Si legge: «Notte: le luci della
funicolare ormeggiano la città alla boa / lunare. / Il Gabbiano ha già lasciato
il porto, nel suo ventre trasparente / teste reclinate stanno a pelo d’acqua.
(...). La luna talvolta si specchia e talvolta annegando ritrova le ossa». (p.
31). E ancora: «all’alba, / dietro le quinte viola, / si distendono schiene
innevate / e tu contro le onde arranchi, / risalendo deserti pontili (...)».
(p. 32). Il lettore non può non rimanerne ammirato e attratto dai versi
dell’opera poetica Palafitte.
Inoltre, è evidente l’amore per
la libertà. Un’esigenza quasi che si manifesta nella presenza libera e
leggiadra dei gabbiani. Questi uccelli dolcissimi che ricorrono spesso nelle
poesie di Bergna. L’autrice ama la libertà, vogliosa di superare i confini
segnati dalle montagne - la libertà, la leggerezza - in contraddizione con la
finitezza del lago o l’imponenza che costringe alla finitudine delle montagne e
appare desiderosa di volare via, come un gabbiano, libera contro ogni
ristrettezza del pensiero umano, libera da ogni giudizio e pregiudizio.

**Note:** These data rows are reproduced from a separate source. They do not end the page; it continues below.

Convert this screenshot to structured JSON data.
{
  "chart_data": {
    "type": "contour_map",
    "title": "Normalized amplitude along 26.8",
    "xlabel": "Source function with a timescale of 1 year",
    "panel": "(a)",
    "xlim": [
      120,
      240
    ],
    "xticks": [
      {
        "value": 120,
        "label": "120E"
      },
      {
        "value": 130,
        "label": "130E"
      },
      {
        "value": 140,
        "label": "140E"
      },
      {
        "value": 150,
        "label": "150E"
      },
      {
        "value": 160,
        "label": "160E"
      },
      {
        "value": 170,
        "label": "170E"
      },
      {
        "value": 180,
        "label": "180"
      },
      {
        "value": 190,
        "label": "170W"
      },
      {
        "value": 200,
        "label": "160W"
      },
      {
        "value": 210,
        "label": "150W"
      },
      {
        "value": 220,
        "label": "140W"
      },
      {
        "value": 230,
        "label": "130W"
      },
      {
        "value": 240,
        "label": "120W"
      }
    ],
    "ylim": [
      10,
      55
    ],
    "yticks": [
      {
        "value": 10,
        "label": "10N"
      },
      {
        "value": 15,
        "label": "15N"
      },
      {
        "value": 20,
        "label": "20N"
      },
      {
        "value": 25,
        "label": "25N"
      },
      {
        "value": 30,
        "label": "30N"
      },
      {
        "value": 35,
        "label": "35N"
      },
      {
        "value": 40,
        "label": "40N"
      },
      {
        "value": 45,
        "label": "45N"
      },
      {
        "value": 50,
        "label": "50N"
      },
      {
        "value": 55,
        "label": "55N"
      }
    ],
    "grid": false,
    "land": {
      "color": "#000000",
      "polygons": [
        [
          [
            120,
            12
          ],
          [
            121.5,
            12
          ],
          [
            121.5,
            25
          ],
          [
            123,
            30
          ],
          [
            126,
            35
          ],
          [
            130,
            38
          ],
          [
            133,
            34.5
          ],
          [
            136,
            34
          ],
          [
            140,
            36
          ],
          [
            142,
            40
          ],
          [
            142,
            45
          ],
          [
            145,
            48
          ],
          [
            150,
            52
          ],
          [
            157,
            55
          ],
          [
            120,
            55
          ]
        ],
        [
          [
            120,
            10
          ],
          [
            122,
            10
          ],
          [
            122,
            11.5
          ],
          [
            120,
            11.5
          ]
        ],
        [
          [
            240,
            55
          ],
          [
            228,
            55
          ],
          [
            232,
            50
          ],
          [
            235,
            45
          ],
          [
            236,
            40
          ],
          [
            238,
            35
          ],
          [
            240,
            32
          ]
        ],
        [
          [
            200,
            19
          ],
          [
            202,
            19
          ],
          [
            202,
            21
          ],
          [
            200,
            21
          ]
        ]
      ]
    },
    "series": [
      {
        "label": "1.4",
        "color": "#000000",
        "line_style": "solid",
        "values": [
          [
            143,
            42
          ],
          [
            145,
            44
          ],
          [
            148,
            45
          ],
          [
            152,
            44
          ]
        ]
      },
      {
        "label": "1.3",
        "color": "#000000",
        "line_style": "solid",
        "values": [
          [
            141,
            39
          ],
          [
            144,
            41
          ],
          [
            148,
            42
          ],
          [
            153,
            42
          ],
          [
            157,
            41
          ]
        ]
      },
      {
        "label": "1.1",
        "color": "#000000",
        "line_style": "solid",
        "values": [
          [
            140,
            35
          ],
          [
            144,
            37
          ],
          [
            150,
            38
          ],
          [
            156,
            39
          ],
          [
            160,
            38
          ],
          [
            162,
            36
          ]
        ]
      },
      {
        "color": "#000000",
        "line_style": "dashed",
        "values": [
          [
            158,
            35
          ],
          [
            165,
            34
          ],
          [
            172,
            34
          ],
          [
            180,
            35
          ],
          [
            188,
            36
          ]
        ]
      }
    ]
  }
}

Come Umberto Saba, l’autrice
adopera le parole dell’uso quotidiano e i temi, nei quali ritrae gli aspetti
della vita quotidiana, anche i più umili e dimessi: luoghi, persone come il
pescatore, paesaggi, animali, anzichè Trieste - la città di Saba - troviamo
Como con le sue strade, le montagne. Non a caso la raccolta poetica Palafitte
contiene una poesia di Umberto Saba. Lo stile di Anna Bergna però non è
semplice, come quello del poeta, ma ricercato, complesso a tratti, indice di
una personalità forte, sensibile, introversa.
Così si legge: «Tutto è
gradazione di vuoto, / edificato nel luogo di uno spostamento. / Onda che sale,
si appiana, / sale, si appiana / e correndo si illude / di aver lasciato il
mare. / Brividi coscienziosi dell’inanimato». (p. 68). E i versi nei quali
identifica non solo se stessa nella bellezza della sera, rassicurante e tenebrosa
nello stesso tempo, ma vede anche gli altri, nella generosità di condividere la
sua gioia, l’unicità, l’individualità con gli altri, con l’“ognuno”: « (...).
Tra tutti i nuotatori della sera, / l’universo guardava me ed io lo fissavo
dritta, dimentica di / tutto, ubriaca di grandezza. Folate ininterrotte di
riverberi / (...). Ora mi commuove sapere che la sera regala ad ognuno una /
strada ugualmente dorata, ad ognuno la stessa maestosa / illusione d’essere
Custode del Segreto». E questo segreto che non si dipana nemmeno nell’ultima
poesia, al contrario la generosità: «Generoso, e più in alto, dentro le
radiazioni azzurre di luce / rinfranta, e ancora più in alto, nel nero
intergalattico, rivedrei / tutti i ricordi nostri e segreti e unici. / Ma tu non
sei mortale, non nella mia esistenza, ed io posso / piegare il collo sui tuoi
passi». (p. 76).
L’autrice si congeda con questi
versi mistici, leopardiani, e un segreto che trascina con sé e che tenta di
condividere con i lettori amanti e amati, il segreto per un amore perduto, per
l’abbandono di una persona cara, per la sofferenza e l’amore per la sua terra
che desidera condividere generosamente con ognuno di noi.